Amid the chaos in Ukraine and the debate over how to respond, if you listen closely you can hear the din of another, seemingly unrelated debate: the one over the Keystone XL pipeline. Such conservatives as Sarah Palin are increasingly using Russia’s incursion into Crimea as a way to bludgeon President Obama for his failure to approve the pipeline that, if built, would bring 830,000 barrels a day of heavy crude from Western Canada into the U.S.
Their logic goes something like this: If Keystone were approved, the U.S. could further reduce its imports of oil from hostile, unstable parts of the world and begin exporting oil to Europe, which currently relies on Russia for about a third of its crude supply. In turn, that would serve to lower oil prices by bringing more of it to market (instead of leaving it stuck in Alberta’s tar-sands), which would ultimately be bad news for Russia’s petro-based economy.
This argument is tenuous at best—one that relies on some broad assumptions that, even if they do come to pass, are years down the road. At worst, it’s a politically motivated simplification of a complex issue that will have next-to-no impact on the fortunes of Russia or Europe. In other words, it’s wrong.
In theory, approving Keystone XL would allow the U.S. to further reduce imports of heavy crude from places such as Venezuela, further aligning the U.S. with Canada, the biggest source of U.S. oil imports, in a North American-based energy trade whose oil and gas flow north and south on pipes and trains instead of east and west on tankers and ships.
For every barrel of Canadian crude that Keystone would bring to the U.S. Gulf Coast, that is one more barrel of crude displaced on the world oil market. Would that lower oil prices? Not necessarily. For one, Keystone would move only 830,000 barrels of oil a day. The world uses about 92 million barrels a day. Increasing the supply by less than 1 percent isn’t going to do much to prices.
If anything, Keystone would more than likely raise the price of heavy crude in Canada because oil that’s trapped isn’t worth as much as oil with an easy path to market. Just look at what prices for West Texas Intermediate did when millions of barrels of domestic crude were stuck in Cushing, Okla., in 2012.
The idea that any of that new Canadian crude would make its way to Europe is a non-starter: the U.S. is banned from exporting crude oil. Approving Keystone doesn’t change that. So might Keystone cause U.S. refiners in the Gulf to export more refined fuel to Europe? Perhaps, but they’re doing that already. As of December 2013, the amount of refined petroleum products exported by the U.S. to France, Germany, Italy, Spain, and the U.K. had increased by more than 400 percent vs. 12 months prior.
Finally, even if President Obama were to approve Keystone tomorrow, construction wouldn’t be completed until about 2016. That’s no solution for the current situation we face in Ukraine.
Instead of focusing on Keystone, Palin and pro-energy conservatives should be talking about the U.S. exporting natural gas. Europe gets 40 percent of its natural gas from Russia, almost all of which flows through Ukraine.

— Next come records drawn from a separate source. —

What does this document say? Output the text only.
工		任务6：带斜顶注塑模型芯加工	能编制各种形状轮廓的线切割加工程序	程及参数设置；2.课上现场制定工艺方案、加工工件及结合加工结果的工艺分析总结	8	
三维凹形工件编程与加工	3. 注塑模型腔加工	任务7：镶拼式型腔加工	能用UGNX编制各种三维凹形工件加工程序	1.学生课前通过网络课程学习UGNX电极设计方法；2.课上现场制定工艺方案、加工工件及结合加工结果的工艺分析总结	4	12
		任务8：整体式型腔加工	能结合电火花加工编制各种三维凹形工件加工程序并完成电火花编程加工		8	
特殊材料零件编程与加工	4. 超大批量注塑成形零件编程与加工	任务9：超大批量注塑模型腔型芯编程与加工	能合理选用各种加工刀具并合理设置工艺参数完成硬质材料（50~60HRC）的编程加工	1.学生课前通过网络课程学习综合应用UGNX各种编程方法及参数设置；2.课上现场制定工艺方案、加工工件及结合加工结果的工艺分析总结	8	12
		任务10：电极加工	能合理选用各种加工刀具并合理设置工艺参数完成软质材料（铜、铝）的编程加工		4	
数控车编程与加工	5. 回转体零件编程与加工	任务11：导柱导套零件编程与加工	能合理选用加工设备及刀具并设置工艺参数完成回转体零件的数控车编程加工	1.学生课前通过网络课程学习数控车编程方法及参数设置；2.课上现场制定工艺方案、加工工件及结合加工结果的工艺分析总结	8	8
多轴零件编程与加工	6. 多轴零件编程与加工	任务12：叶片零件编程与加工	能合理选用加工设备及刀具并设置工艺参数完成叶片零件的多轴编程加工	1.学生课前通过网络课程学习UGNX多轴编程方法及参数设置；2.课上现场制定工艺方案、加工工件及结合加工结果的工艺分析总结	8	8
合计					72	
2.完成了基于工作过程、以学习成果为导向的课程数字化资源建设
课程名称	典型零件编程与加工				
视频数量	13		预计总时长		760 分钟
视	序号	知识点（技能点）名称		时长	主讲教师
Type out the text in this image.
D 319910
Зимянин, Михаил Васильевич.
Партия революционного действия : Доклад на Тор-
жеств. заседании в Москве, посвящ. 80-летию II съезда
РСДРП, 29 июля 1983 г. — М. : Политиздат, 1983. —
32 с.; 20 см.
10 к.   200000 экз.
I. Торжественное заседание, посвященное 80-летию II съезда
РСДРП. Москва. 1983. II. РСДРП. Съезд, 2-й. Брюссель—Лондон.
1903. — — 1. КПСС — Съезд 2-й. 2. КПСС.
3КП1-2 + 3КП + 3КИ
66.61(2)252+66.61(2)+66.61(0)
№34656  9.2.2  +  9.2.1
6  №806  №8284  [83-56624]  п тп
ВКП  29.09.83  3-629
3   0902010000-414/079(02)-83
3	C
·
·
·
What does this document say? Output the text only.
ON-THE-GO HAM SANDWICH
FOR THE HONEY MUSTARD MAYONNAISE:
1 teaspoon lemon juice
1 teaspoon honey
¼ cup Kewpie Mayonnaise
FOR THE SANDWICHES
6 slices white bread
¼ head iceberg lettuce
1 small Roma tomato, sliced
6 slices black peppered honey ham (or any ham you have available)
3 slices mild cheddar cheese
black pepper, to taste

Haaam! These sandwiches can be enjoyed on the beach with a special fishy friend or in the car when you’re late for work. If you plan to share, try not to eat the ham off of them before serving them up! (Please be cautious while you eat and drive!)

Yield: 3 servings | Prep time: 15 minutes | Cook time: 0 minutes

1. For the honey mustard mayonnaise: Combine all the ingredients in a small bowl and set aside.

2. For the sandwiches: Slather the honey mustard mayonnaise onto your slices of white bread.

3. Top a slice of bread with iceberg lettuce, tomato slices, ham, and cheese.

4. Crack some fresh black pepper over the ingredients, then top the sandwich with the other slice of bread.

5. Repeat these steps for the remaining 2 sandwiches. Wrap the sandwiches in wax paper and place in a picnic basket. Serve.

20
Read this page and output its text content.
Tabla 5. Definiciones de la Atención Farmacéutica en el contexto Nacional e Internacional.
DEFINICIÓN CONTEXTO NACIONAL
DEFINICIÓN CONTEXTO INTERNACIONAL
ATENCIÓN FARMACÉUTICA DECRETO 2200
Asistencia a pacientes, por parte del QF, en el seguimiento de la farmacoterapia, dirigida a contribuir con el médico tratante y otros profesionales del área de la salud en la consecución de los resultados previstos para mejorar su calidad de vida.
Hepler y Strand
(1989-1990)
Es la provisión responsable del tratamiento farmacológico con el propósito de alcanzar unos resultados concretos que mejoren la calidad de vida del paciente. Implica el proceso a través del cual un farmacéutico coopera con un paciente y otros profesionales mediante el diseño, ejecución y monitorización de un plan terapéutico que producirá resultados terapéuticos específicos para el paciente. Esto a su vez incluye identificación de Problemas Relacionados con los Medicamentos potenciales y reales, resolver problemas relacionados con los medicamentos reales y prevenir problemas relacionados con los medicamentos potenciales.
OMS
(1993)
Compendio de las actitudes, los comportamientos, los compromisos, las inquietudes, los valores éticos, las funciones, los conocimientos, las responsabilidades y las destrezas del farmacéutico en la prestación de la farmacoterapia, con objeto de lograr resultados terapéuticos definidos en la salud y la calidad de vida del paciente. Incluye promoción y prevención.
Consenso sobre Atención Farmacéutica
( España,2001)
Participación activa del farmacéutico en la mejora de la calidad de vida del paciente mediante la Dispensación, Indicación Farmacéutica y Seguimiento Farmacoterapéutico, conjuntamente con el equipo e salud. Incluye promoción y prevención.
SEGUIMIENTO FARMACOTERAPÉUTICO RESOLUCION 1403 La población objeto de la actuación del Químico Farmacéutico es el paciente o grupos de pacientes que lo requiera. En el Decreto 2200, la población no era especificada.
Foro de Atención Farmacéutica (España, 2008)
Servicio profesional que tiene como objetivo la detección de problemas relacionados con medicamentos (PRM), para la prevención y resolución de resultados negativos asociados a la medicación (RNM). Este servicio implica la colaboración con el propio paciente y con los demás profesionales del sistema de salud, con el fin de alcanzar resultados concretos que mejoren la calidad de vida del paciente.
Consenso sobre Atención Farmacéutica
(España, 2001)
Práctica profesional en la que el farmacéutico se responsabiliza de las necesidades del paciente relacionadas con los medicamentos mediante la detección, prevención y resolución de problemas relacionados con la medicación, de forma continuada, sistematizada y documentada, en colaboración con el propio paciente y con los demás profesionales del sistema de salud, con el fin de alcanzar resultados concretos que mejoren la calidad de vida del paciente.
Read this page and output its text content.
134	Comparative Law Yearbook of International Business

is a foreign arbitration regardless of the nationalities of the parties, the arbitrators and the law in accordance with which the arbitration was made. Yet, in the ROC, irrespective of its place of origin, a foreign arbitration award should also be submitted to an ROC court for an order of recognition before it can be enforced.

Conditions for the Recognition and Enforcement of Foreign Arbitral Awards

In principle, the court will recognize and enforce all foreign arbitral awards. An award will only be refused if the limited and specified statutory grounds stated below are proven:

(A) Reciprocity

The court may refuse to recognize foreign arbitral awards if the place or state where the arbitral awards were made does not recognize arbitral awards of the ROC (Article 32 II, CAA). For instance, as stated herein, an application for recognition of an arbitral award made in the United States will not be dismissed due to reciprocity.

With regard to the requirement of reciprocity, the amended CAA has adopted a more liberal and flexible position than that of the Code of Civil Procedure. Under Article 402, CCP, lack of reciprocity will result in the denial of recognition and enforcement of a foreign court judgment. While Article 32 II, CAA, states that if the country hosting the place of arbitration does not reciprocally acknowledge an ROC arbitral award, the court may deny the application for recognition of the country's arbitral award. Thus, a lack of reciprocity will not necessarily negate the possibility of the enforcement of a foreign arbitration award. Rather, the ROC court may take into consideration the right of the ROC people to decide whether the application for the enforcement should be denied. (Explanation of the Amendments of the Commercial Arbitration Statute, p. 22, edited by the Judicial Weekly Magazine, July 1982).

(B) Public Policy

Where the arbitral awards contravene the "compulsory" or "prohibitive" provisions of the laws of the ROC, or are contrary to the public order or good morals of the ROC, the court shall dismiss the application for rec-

There’s a very good case to be made for the U.S. to use its new-found natural gas abundance as a way to blunt Russia’s control over Europe’s (and Asia’s) natural gas supply. The problem with that argument is that it lacks the political firepower that a pro-Keystone attack line carries because the Obama administration has approved five liquified natural gas export facilities in the U.S. over the past year—a total of six since 2010. Combined, they account for about 9 billion cubic feet per day of export capacity.
Could more be done? Certainly. The Department of Energy is currently weighing 24 additional applications for LNG export facilities. But the administration is far from stymieing the effort.
There are lot of reasons to approve Keystone, (and plenty more not to) but to argue that going ahead would help save Europe from Russia’s grasp isn’t close to being one of them.